Given the stage, Serrano plans to take advantage and shine.
“I’ve had my best training camp so far for this fight,” says Serrano. The line sounds cliché, but is accompanied by thoughts on what’s at stake. “I know a win over Karim Mayfield puts my career into a new light. I’m taking this fight very serious and hope that he is as well.”
That Mayfield took the fight at all is of a big surprise to Serrano, though his opponent’s resume is hardly littered with soft touches. Recent fights haven’t revealed much – a stoppage win over faded Steve Forbes and a points win over Patrick Lopez.
However, Mayfield cut his teeth early in his career with several wins over unbeaten fighters, in fact four out of a five fight stretch. Also noteworthy was his Nov. ’09 knockout win over Francisco ‘Chia’ Santana in a fight that turned heads and put the now 30-year old on the map.
Still, Serrano points to his opponent’s relatively inactive run – having not fought since last October – and leveled off competition as a suggestion that the Bay Area fighter is hoping to coast to contention.
“To be honest, I’m surprised he even took this fight,” Serrano believes. “He looks like he’s a good fighter, but really hasn’t done much lately. But I’m glad he accepted this challenge.”
This challenge will be the biggest of Serrano’s career to date, though no stranger to fighting at the top level. A boxer since the age of eight, Serrano was a highly decorated amateur who won several championships in his teens and enjoyed a run on the U.S. national team.
With the 2008 Olympics a bit too far away for what Serrano was looking to accomplish at the time, the Philly native instead opted to turn pro at age 18. High accolades have since followed, though ESPN2’s Teddy Atlas seemed sour on him during a televised points win over Ronnie Warrior Jr.
Serrano took it all as feedback, but still refuses to too greatly alter his in-ring style. Groomed early as a boxer-puncher, Serrano has since developed into the consummate boxer, brilliantly practicing the fine art of hit and don’t get hit. His efforts are made without running, but instead offering enough lateral movement to throw his opponents off rhythm.
The tactic has perhaps cost Serrano a few knockouts along the way. Six of his past eight fights have went to the scorecards, including his last three contests.
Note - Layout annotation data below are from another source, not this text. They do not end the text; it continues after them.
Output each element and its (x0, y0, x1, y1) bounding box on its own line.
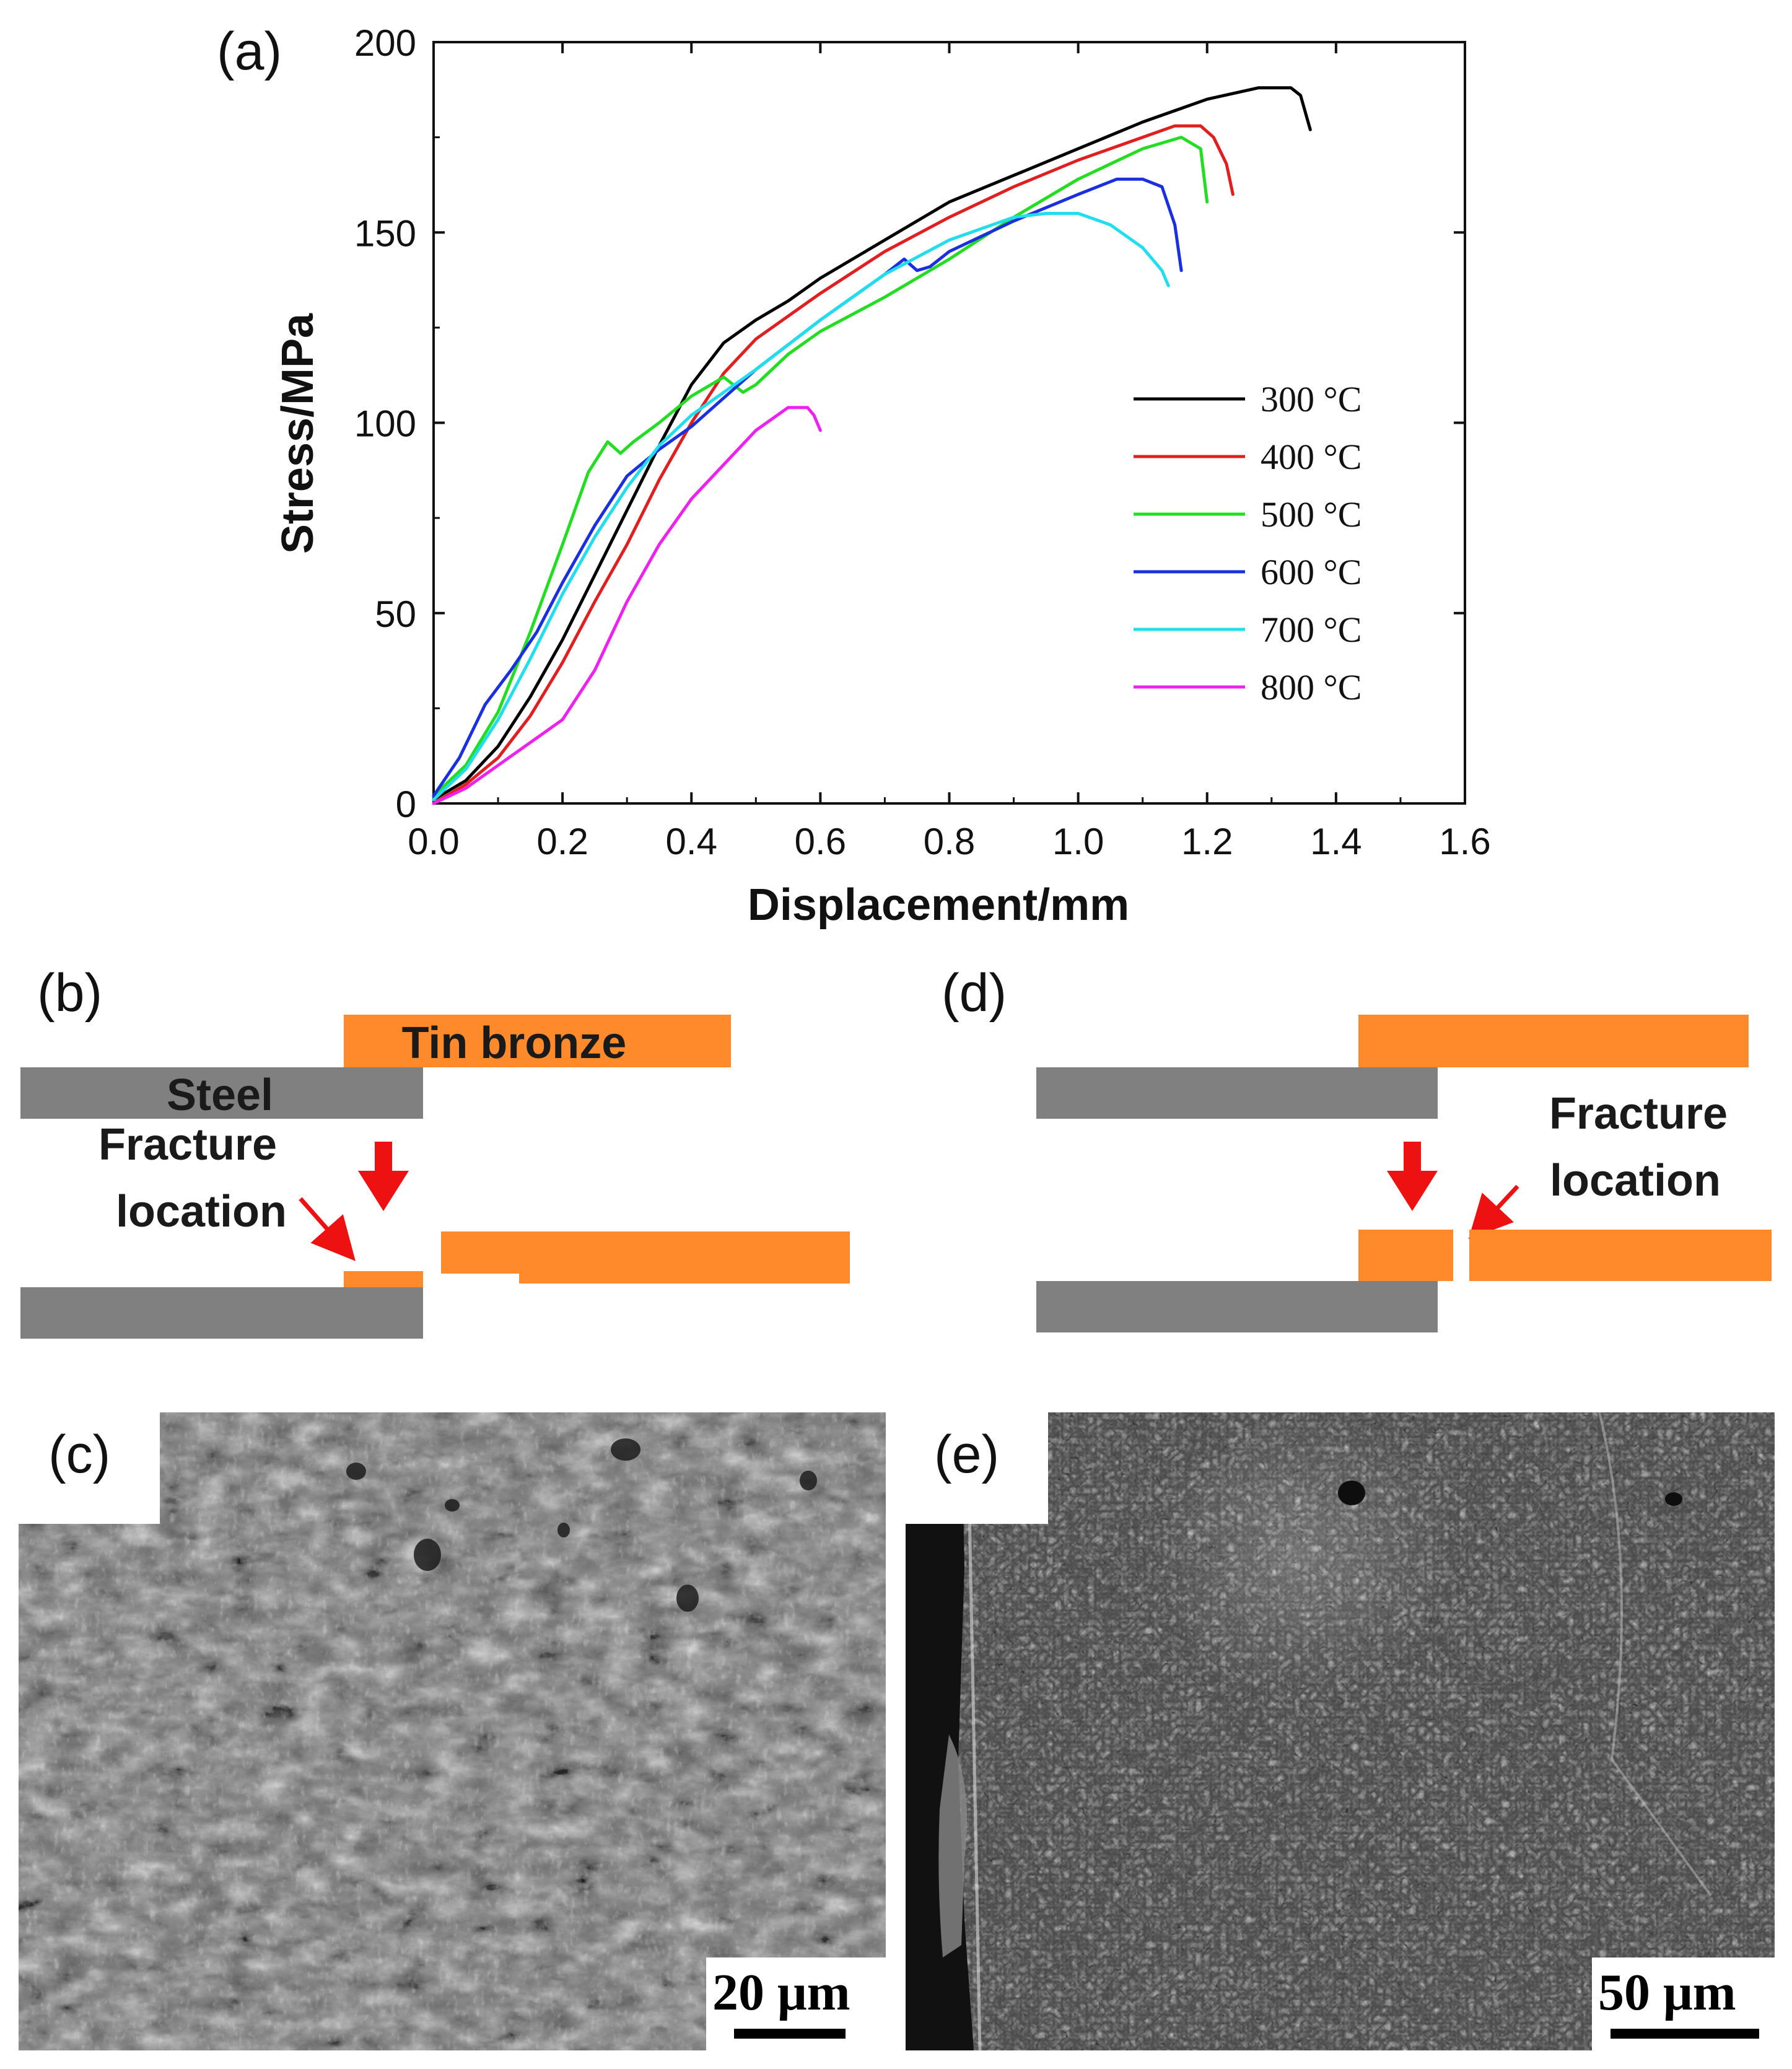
x-tick-label: 0.0 (408, 821, 459, 862)
scale-bar-label-c: 20 μm (712, 1964, 850, 2021)
y-tick-label: 200 (354, 22, 416, 64)
steel-label: Steel (167, 1070, 273, 1120)
tin-bronze-label: Tin bronze (402, 1018, 627, 1068)
y-tick-label: 0 (396, 784, 416, 825)
x-tick-label: 0.2 (536, 821, 588, 862)
y-axis-label: Stress/MPa (273, 313, 323, 554)
panel-label-c: (c) (48, 1425, 111, 1484)
y-tick-label: 100 (354, 403, 416, 445)
tin-bronze-bar-top (1358, 1015, 1749, 1067)
tin-bronze-bar-bottom (1469, 1230, 1772, 1281)
legend-label: 500 °C (1261, 494, 1361, 535)
fracture-pointer-arrow (299, 1197, 356, 1261)
down-arrow (358, 1142, 409, 1211)
x-tick-label: 0.4 (666, 821, 717, 862)
bronze-remnant-block (1358, 1230, 1453, 1281)
series-line (432, 406, 822, 805)
panel-label-e: (e) (934, 1425, 1000, 1484)
schematic-d: Fracture location (1036, 1015, 1772, 1332)
panel-label-d: (d) (942, 963, 1007, 1023)
legend-label: 800 °C (1261, 667, 1361, 707)
legend-label: 600 °C (1261, 552, 1361, 592)
sem-micrograph-e (906, 1412, 1775, 2050)
y-tick-label: 50 (375, 593, 416, 635)
y-tick-label: 150 (354, 212, 416, 254)
location-label: location (116, 1187, 287, 1236)
series-line (432, 136, 1209, 798)
fracture-label: Fracture (98, 1120, 277, 1170)
legend-label: 400 °C (1261, 437, 1361, 477)
fracture-pointer-arrow (1468, 1184, 1519, 1240)
steel-bar-bottom (1036, 1281, 1438, 1332)
series-line (432, 124, 1235, 805)
scale-bar-e (1611, 2029, 1759, 2039)
x-tick-label: 0.6 (795, 821, 846, 862)
series-line (432, 177, 1183, 798)
schematic-b: Tin bronze Steel Fracture location (20, 1015, 850, 1339)
legend-label: 700 °C (1261, 610, 1361, 650)
panel-label-b: (b) (37, 963, 103, 1023)
x-tick-label: 1.2 (1181, 821, 1233, 862)
x-tick-label: 1.4 (1310, 821, 1361, 862)
scale-bar-c (734, 2029, 846, 2039)
steel-bar-top (1036, 1067, 1438, 1119)
panel-label-c-backdrop (19, 1412, 160, 1524)
stress-displacement-chart: 0.0 0.2 0.4 0.6 0.8 1.0 1.2 1.4 1.6050100150200 … (273, 22, 1491, 930)
steel-bar-top (20, 1067, 423, 1119)
location-label: location (1550, 1156, 1721, 1205)
panel-label-e-backdrop (906, 1412, 1048, 1524)
fracture-label: Fracture (1549, 1089, 1728, 1139)
tin-bronze-bar-bottom (441, 1231, 850, 1284)
bronze-remnant (344, 1271, 423, 1287)
tin-bronze-bar-top (344, 1015, 731, 1067)
series-line (432, 86, 1312, 802)
x-tick-label: 0.8 (924, 821, 975, 862)
down-arrow (1387, 1142, 1438, 1211)
legend-label: 300 °C (1261, 379, 1361, 419)
series-line (432, 212, 1170, 802)
x-axis-label: Displacement/mm (748, 880, 1129, 930)
scale-bar-label-e: 50 μm (1598, 1964, 1736, 2021)
sem-micrograph-c (19, 1412, 886, 2050)
panel-label-a: (a) (217, 22, 282, 81)
x-tick-label: 1.6 (1439, 821, 1490, 862)
steel-bar-bottom (20, 1287, 423, 1339)
x-tick-label: 1.0 (1052, 821, 1104, 862)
His last bout required a bit of drama, surviving a flash knockdown in the third round to take a unanimous decision over Kenny Abril this past February.
Despite the dropoff in highlight-reel endings, Serrano couldn’t be more pleased about his career to date and also the people who have helped reach that point.
“I can’t say enough good things about my promoter Joe DeGuardia,” Serrano insists. “He and matchmaker Ron Katz have been there for me since the beginning and have moved me along the right way.”
Even with the steady climb, Serrano still finds himself the betting underdog heading into this weekend. That doesn’t mean he has to play the part.
“I’ve never cared about being the underdog,” Serrano says. “All I worry about is fighting the best. I don’t know why fighters stress out over stuff like that. Those are the fights that will make me that much better in the ring.”